Jeden z nas . - Anakin .

405 34 28
                                    

Seria strzałów zmąciła ciszę. Wśród mroku zapaliły się liczne światła a uśpieni zerwali się ze snu. Uczniowie w różnym wieku wybiegli z pokoi i ruszyli w stronę dziedzińca, z którego dochodziły hałasy.

Grupka zamaskowanych mężczyzn uciekła za bramę i z piskiem opon ruszyła samochodem. Został sam z rannym. Drżącymi dłońmi próbował zatamować krwotok. Po jego twarzy suneły łzy. Nie chciał tego. Miało obyć się bez świadków ale zjawił się Kenobi. Ktoś wystrzelił i trafił mężczyznę w bark.

- Anakin! - chłopak odwrócił się widząc biegnącą w jego kierunku nauczycielkę.
- Nie chciałem tego. - wyszeptał.
Luminara klękneła przy rannym.
- Co tu się stało?
- Ludzie Palpatine'a. - Obi - Wan zaciskał zęby z bólu.
- Tutaj? Jak? - kobieta nie wierzyła w to co słyszy.

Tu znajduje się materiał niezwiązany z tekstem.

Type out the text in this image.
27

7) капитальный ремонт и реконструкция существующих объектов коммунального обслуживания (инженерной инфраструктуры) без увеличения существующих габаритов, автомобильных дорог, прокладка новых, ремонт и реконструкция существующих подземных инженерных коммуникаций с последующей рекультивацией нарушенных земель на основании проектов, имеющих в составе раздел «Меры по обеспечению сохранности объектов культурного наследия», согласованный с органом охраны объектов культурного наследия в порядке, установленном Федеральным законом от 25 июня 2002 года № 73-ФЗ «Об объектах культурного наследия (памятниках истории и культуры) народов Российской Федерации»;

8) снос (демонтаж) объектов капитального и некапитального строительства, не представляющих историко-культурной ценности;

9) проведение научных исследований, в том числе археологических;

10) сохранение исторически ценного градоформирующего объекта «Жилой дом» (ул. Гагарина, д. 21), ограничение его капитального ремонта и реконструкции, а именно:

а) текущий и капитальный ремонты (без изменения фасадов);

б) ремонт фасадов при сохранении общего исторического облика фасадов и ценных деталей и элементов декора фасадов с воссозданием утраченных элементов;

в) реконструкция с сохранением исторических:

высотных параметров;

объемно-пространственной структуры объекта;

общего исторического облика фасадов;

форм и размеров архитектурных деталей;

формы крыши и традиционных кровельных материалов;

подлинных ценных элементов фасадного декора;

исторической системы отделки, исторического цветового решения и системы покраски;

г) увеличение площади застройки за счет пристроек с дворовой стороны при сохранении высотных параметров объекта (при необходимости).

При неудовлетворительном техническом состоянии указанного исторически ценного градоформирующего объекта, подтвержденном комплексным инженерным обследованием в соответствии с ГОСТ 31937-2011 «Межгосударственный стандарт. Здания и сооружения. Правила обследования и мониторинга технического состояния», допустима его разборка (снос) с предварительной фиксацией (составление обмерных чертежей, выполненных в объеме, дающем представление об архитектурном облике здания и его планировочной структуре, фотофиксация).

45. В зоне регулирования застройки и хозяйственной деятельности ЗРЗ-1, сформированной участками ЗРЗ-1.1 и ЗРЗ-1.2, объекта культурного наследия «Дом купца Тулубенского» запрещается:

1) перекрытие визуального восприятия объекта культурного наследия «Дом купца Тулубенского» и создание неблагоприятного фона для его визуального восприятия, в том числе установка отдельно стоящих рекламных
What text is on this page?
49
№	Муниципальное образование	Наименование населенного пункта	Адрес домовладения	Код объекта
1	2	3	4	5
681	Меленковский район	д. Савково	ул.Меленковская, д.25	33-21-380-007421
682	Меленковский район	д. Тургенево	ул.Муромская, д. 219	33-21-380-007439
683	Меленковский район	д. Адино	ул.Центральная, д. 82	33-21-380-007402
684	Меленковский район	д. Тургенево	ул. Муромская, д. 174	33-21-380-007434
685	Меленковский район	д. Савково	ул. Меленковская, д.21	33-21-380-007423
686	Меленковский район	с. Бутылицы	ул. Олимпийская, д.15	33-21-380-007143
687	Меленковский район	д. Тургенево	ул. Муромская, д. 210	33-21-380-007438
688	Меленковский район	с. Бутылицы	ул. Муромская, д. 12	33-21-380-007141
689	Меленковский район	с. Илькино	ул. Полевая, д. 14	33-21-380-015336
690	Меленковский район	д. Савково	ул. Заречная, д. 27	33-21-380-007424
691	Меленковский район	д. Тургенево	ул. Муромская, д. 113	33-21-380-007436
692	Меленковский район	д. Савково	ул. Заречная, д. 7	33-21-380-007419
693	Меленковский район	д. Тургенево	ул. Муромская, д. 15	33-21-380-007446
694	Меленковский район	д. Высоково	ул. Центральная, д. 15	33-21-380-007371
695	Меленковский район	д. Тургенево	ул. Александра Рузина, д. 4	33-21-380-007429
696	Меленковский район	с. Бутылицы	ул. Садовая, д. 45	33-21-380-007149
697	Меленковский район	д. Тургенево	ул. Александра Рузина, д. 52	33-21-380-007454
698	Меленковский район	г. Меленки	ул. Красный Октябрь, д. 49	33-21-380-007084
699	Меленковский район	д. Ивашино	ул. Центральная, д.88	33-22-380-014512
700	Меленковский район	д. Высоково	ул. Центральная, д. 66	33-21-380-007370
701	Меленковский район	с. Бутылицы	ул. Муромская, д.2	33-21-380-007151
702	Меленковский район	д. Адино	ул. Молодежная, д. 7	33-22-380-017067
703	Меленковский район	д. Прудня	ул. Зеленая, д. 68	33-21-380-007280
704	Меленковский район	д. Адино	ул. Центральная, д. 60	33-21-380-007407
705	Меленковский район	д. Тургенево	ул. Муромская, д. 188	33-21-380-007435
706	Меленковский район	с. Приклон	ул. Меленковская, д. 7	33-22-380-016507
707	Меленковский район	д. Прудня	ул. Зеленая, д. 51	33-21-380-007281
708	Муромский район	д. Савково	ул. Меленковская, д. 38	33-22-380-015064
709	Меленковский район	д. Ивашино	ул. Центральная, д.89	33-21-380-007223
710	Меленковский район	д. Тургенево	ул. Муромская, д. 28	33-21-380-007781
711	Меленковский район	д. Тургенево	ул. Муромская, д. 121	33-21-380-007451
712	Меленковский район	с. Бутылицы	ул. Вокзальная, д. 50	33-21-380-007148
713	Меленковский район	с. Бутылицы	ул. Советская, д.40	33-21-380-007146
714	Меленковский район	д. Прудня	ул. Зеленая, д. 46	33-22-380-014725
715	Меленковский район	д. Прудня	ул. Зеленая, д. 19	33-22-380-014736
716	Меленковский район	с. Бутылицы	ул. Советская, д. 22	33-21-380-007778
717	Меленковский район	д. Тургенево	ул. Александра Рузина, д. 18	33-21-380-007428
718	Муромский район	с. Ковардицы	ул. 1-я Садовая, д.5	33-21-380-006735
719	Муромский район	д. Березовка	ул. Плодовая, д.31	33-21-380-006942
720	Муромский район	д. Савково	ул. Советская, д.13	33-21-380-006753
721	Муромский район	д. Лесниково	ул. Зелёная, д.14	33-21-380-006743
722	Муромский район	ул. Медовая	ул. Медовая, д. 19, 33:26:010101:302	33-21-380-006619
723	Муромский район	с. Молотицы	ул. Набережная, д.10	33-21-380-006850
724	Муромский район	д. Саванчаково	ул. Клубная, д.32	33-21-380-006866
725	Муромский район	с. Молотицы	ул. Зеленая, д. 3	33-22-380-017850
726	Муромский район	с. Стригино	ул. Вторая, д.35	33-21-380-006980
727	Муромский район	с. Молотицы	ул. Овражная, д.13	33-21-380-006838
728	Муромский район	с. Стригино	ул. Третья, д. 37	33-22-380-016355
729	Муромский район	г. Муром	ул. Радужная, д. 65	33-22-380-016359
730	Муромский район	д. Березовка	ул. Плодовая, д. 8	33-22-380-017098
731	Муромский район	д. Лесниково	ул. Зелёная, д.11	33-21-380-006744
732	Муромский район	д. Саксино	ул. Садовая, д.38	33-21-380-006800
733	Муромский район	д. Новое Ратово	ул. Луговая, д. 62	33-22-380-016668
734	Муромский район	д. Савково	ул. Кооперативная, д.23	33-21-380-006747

Uczniowie akademi zebrali się na dziedzińcu. Kilka najstarszych uczennic pomogło opatrzyć Kenobiego.
- Co tu się stało? - dyrektor Windu zjawił się jako ostatni.
- Chciano nas okraść. Ludzie Palpatine'a weszli na teren szkoły. Chyba ich wystraszyłem. Uciekli. - Obi - Wan usiadł przy pomocy jednej z uczennic.
Jego bark był już opatrzony.
- Jak tu weszli?
Kenobi nic nie powiedzał. Ruchen głowy wskazał na stojącego z boku Anakina.

- Ty ich tu wpuściłeś?!
Nastolatek milczał.
- Mów!
- Tak. - po chwili dodał - Musiałem to zrobić.
- Musiałeś!?
- Od tego zależy życie mojej matki. Tylko tak mogę jej pomóc.
- Pomóc?! Narażając wszystkich tutaj zebranych.
- To nie moja wina.
- A czyja?! Wpuściłeś na teren naszej szkoły największych zbirów w mieście!
- Zmusili mnie. To miała być ostatnia rzecz jaką miałem dla nich wykonać.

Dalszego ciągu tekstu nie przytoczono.